You should not do a PhD for the sake of finding a better job or living. You should do a PhD when you find a passion to solve a problem or answer a question. Or at the least, you should pursue PhD when you believe you will enjoy solving “one” awesome problem all by yourself. Even in industry, problems are solved. Many new inventions are made. However, your part in these inventions will be close to negligible. You will have duties to discharge. In a PhD, your duty is to solve the “one” problem that you yourself have located. Trust me, its fun.

This is not to mean that everyone with a passion to problem solving, should do a PhD. Timing of joining a PhD program is very crucial. You should have some area of your study/work that impressed you to a great extent. You should see lots of problems in that area. You should be unhappy with the current state.

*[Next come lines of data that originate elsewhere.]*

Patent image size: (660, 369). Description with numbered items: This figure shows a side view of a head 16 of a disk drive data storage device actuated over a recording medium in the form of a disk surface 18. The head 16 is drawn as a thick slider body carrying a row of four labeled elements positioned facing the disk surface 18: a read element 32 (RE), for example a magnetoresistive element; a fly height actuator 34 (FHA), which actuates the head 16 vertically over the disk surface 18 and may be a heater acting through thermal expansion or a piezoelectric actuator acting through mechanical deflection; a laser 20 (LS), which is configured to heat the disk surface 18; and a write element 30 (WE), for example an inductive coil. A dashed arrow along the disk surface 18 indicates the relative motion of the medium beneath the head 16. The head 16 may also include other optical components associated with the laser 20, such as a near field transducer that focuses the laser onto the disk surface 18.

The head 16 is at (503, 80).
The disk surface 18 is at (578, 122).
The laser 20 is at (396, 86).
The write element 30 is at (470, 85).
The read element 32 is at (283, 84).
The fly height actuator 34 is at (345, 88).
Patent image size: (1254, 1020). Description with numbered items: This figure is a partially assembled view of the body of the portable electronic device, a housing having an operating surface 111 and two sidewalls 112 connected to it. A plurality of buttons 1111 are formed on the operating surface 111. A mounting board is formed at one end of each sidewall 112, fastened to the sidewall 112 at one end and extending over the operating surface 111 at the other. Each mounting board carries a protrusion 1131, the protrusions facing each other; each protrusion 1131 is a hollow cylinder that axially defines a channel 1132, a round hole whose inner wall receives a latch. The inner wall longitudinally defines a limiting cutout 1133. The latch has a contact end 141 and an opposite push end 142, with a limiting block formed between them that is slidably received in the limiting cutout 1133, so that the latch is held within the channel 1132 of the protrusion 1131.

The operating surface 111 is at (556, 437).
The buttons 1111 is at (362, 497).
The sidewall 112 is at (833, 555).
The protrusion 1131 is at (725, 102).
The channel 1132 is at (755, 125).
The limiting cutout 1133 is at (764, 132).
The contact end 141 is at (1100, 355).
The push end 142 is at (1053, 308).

Along with that, you should have the luxury to take few years off from your valuable time and be prepared for low income. Typically, least loss of income happens early in your career or just after your masters. Hence, I believe, there are lots of PhD conversions after Masters. However, joining a phd without sufficient passion and potential will only put you into the wrong topic, with a wrong advisor and in a wrong institute. Guess what, you will not find it worthwhile.

Mathematics in Research

Mathematical modelling has become very mature! More mature than any other field of science, to be honest. Today, I was reading about extraction and understanding “tables” (yes, those tr,td stuff, but not necessarily limited to html) in text. There, I observed Wang’s notation to represent table as an ordered pair (C, delta) where C is the definition (read as header) and delta carries the values. Here’s an example table:

(Car, (compact, null), (luxury, null))
delta(Car.compact) = “Nano”.
delta(Car.luxury) = “BMW”.

Embley’s notation is as follows:

(
(Car,compact,Nano)
(Car,luxury,BMW)
)

Vectors, Matrices and Sets are fairly common general purpose tools to model. For people who have lost touch with basic mathematics, its hard initially to get a hang of these to think mathematically. Most high level models are based on these. For instance, consider probabilistic models such as HMM which uses set notation. Every researcher (of computer science to my best knowledge) ends up using these models.

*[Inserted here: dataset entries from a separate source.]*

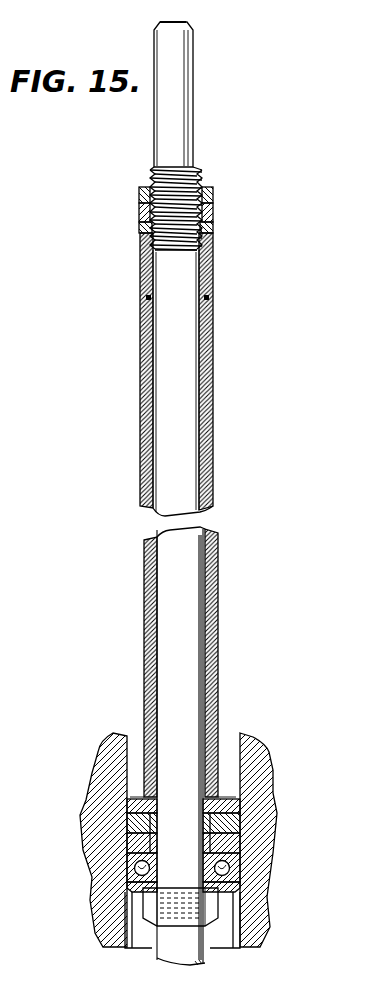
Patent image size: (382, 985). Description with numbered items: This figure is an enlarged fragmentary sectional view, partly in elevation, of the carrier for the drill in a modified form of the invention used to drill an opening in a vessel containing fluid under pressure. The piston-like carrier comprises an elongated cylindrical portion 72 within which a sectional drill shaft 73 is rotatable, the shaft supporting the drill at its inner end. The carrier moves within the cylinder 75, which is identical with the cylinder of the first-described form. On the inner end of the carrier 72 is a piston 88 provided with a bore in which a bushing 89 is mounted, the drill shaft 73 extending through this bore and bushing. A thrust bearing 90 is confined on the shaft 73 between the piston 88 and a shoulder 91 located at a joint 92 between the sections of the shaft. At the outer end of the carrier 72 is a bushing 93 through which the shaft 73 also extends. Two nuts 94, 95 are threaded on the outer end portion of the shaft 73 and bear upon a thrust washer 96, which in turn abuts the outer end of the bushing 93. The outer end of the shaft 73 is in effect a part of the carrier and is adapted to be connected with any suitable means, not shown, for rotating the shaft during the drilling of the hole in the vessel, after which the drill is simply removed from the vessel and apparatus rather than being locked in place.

The elongated cylindrical portion 72 is at (224, 669).
The drill shaft 73 is at (172, 656).
The cylinder 75 is at (277, 755).
The piston 88 is at (134, 806).
The bushing 89 is at (214, 831).
The thrust bearing 90 is at (102, 891).
The shoulder 91 is at (152, 903).
The joint 92 is at (210, 905).
The bushing 93 is at (210, 262).
The nut 94 is at (213, 193).
The nut 95 is at (213, 220).
The thrust washer 96 is at (140, 226).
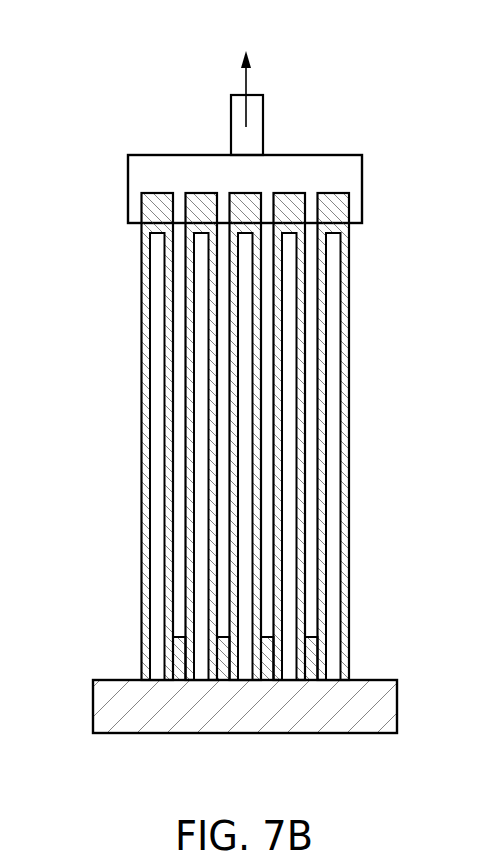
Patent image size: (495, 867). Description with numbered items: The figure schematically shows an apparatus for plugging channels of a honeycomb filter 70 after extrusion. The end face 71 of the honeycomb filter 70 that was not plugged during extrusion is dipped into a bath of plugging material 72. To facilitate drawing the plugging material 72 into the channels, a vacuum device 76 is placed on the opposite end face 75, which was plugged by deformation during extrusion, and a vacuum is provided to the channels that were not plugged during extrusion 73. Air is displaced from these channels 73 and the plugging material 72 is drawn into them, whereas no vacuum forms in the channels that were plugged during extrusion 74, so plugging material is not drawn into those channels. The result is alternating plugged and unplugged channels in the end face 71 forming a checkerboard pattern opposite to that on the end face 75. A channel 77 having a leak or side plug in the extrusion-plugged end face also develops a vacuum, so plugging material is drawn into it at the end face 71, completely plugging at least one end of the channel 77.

The honeycomb filter 70 is at (240, 415).
The end face 71 is at (178, 681).
The plugging material 72 is at (102, 705).
The channels that were not plugged during extrusion 73 is at (180, 656).
The channels that were plugged during extrusion 74 is at (244, 381).
The end face 75 is at (200, 381).
The vacuum device 76 is at (363, 190).
The channel 77 is at (292, 233).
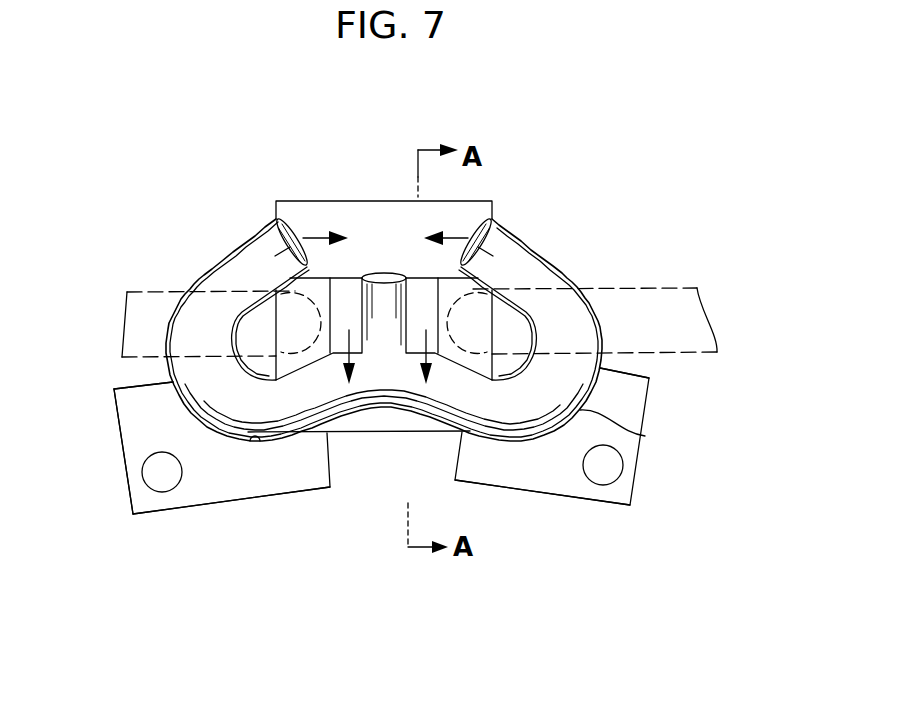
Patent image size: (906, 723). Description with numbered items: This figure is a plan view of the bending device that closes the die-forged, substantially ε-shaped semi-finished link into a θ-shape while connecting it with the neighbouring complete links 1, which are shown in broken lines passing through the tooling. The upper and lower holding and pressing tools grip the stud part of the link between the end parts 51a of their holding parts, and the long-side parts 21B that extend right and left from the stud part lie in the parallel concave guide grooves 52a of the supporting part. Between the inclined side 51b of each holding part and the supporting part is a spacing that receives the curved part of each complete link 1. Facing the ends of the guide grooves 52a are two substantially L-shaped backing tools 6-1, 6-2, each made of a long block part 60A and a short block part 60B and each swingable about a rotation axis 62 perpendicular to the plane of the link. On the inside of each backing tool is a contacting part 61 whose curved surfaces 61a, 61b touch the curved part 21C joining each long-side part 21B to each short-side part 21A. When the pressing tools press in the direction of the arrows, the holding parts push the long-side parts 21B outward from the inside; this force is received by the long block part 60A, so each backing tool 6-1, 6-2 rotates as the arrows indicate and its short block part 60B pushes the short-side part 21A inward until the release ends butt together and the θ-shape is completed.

The substantially θ-shaped complete link 1 is at (145, 312).
The end part of holding part 51a is at (423, 290).
The inclined side of holding part 51b is at (318, 290).
The concave guide groove 52a is at (407, 207).
The short-side part 21A is at (598, 362).
The long-side part 21B is at (454, 431).
The curved part 21C is at (197, 405).
The long block part 60A is at (318, 473).
The short block part 60B is at (118, 413).
The contacting part 61 is at (290, 455).
The curved surface 61a is at (250, 442).
The curved surface 61b is at (645, 436).
The rotation axis 62 is at (155, 478).
The backing tool 6-1 is at (262, 520).
The backing tool 6-2 is at (596, 526).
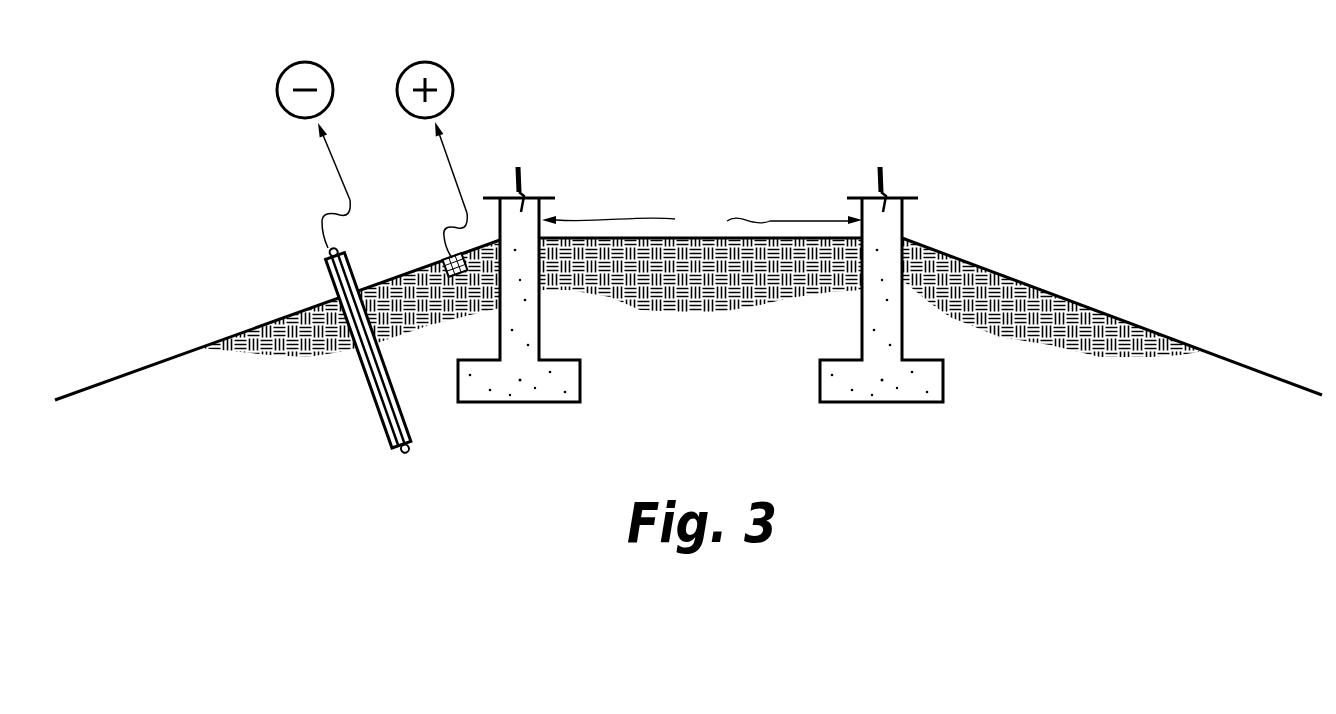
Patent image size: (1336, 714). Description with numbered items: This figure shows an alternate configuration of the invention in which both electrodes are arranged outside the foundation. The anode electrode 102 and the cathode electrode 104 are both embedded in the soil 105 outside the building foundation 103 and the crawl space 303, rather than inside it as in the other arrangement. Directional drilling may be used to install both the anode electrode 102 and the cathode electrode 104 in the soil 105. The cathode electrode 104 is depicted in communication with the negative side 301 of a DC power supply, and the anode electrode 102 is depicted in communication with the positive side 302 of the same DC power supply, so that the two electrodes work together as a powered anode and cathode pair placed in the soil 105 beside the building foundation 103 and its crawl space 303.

I see some people expressing their hate to mathematics. Mathematics as it is introduced in primary and high schools are described without a purpose. Thus, it gets hard to appreciate the motivations to learn. Only, when I started researching did I find that maths provides methods to deal with abstractions in a mature way. For instance, Singular Value Decomposition helps in reducing matrices. This is a valueable tool in search technologies. Without it, we would be reinventing the same wheel.

I will remain a learner of mathematics for life and keep reading about its advances. I must keep in mind that without strong fundamentals, higher order mathematics does not make any sense. i.e., if you do not understand law of large numbers, probability makes no sense. If you don’t understand probability, randomized algorithms make no sense. If you do not understand probability and randomized algorithms, parts of search technologies and information retrieval will not make much sense.

A very happy new year to you and my resolution this year is to enjoy the beauty of mathematics by giving it the time it deserves.